Nach der Einführung ihres neuen Luftüberlegenheitsjägers, der F-15 Eagle, im Jahr 1976 untersuchte die US Air Force mit Unterstützung der Forschungsbehörde DARPA (Defense Advanced Research Projects Agency) eine ganze Palette von Technologien, die für die nächste Fighter-Generation interessant sein konnten. Alle namhaften amerikanischen Hersteller versuchten Studienaufträge und Versuchsprogramme an Land zu ziehen, um sich für den erwarteten Wettbewerb um das Milliardenprogramm zu positionieren.

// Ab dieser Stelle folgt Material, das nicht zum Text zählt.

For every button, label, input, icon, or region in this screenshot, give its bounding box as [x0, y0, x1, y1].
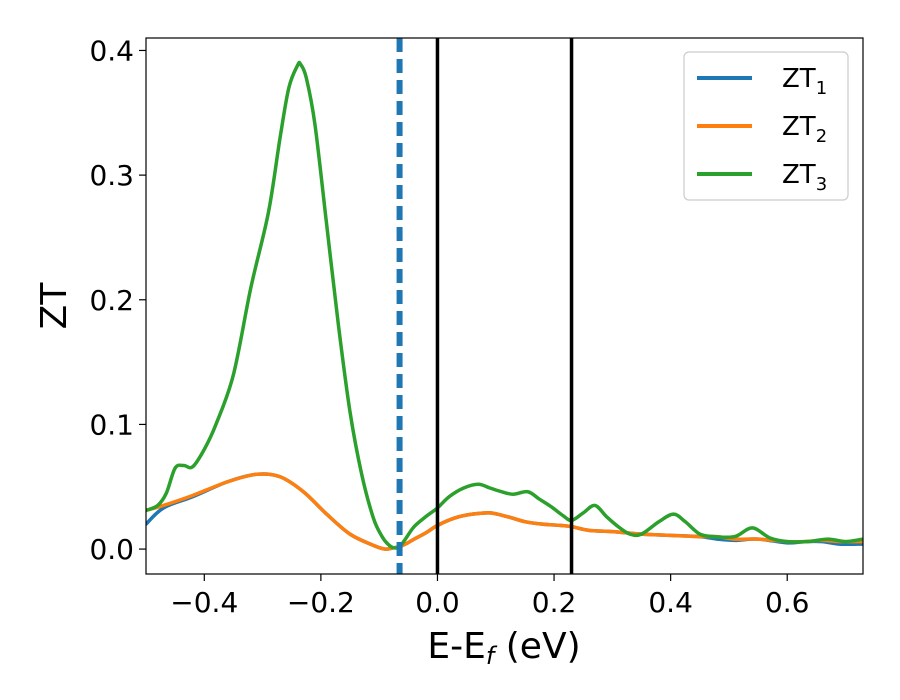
x-tick-label: 0.0 [415, 586, 460, 619]
x-tick-label: 0.4 [648, 586, 693, 619]
x-axis-title: E-Ef (eV) [427, 626, 580, 670]
y-axis: 0.0 0.1 0.2 0.3 0.4 [89, 34, 146, 566]
plot-area [146, 38, 863, 574]
y-tick-label: 0.2 [89, 284, 134, 317]
y-tick-label: 0.1 [89, 408, 134, 441]
series-zt2-line [146, 472, 863, 551]
legend: ZT1 ZT2 ZT3 [683, 51, 849, 201]
plot-frame [145, 37, 864, 575]
legend-label-zt1: ZT1 [782, 64, 827, 99]
x-tick-label: 0.2 [532, 586, 577, 619]
y-tick-label: 0.4 [89, 34, 134, 67]
legend-box [683, 51, 849, 201]
x-tick-label: −0.2 [287, 586, 355, 619]
legend-label-zt2: ZT2 [782, 112, 827, 147]
x-tick-label: 0.6 [765, 586, 810, 619]
legend-label-zt3: ZT3 [782, 160, 827, 195]
x-tick-label: −0.4 [170, 586, 238, 619]
y-tick-label: 0.3 [89, 159, 134, 192]
y-axis-title: ZT [34, 282, 75, 330]
y-tick-label: 0.0 [89, 533, 134, 566]
x-axis: −0.4 −0.2 0.0 0.2 0.4 0.6 [170, 574, 809, 619]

Bei Grumman, dem traditionsreichen Kampfflugzeug-Lieferanten der US Navy, nutzte man zum Beispiel ein Windkanalmodell, das nach der Niederlage im Wettbewerb um den Bau des HiMAT-Demonstrators (unbemanntes Fluggerät zur Erforschung extremer Agilität) 1975 übrig geblieben war, um die Eigenschaften verschiedener Flügelkonfigurationen zu untersuchen. Projektingenieur Glenn L. Spacht und seine Mannschaft stellten dabei erstaunt fest, dass ein vorwärts gepfeilter Flügel die niedrigsten Widerstandsbeiwerte aufwies.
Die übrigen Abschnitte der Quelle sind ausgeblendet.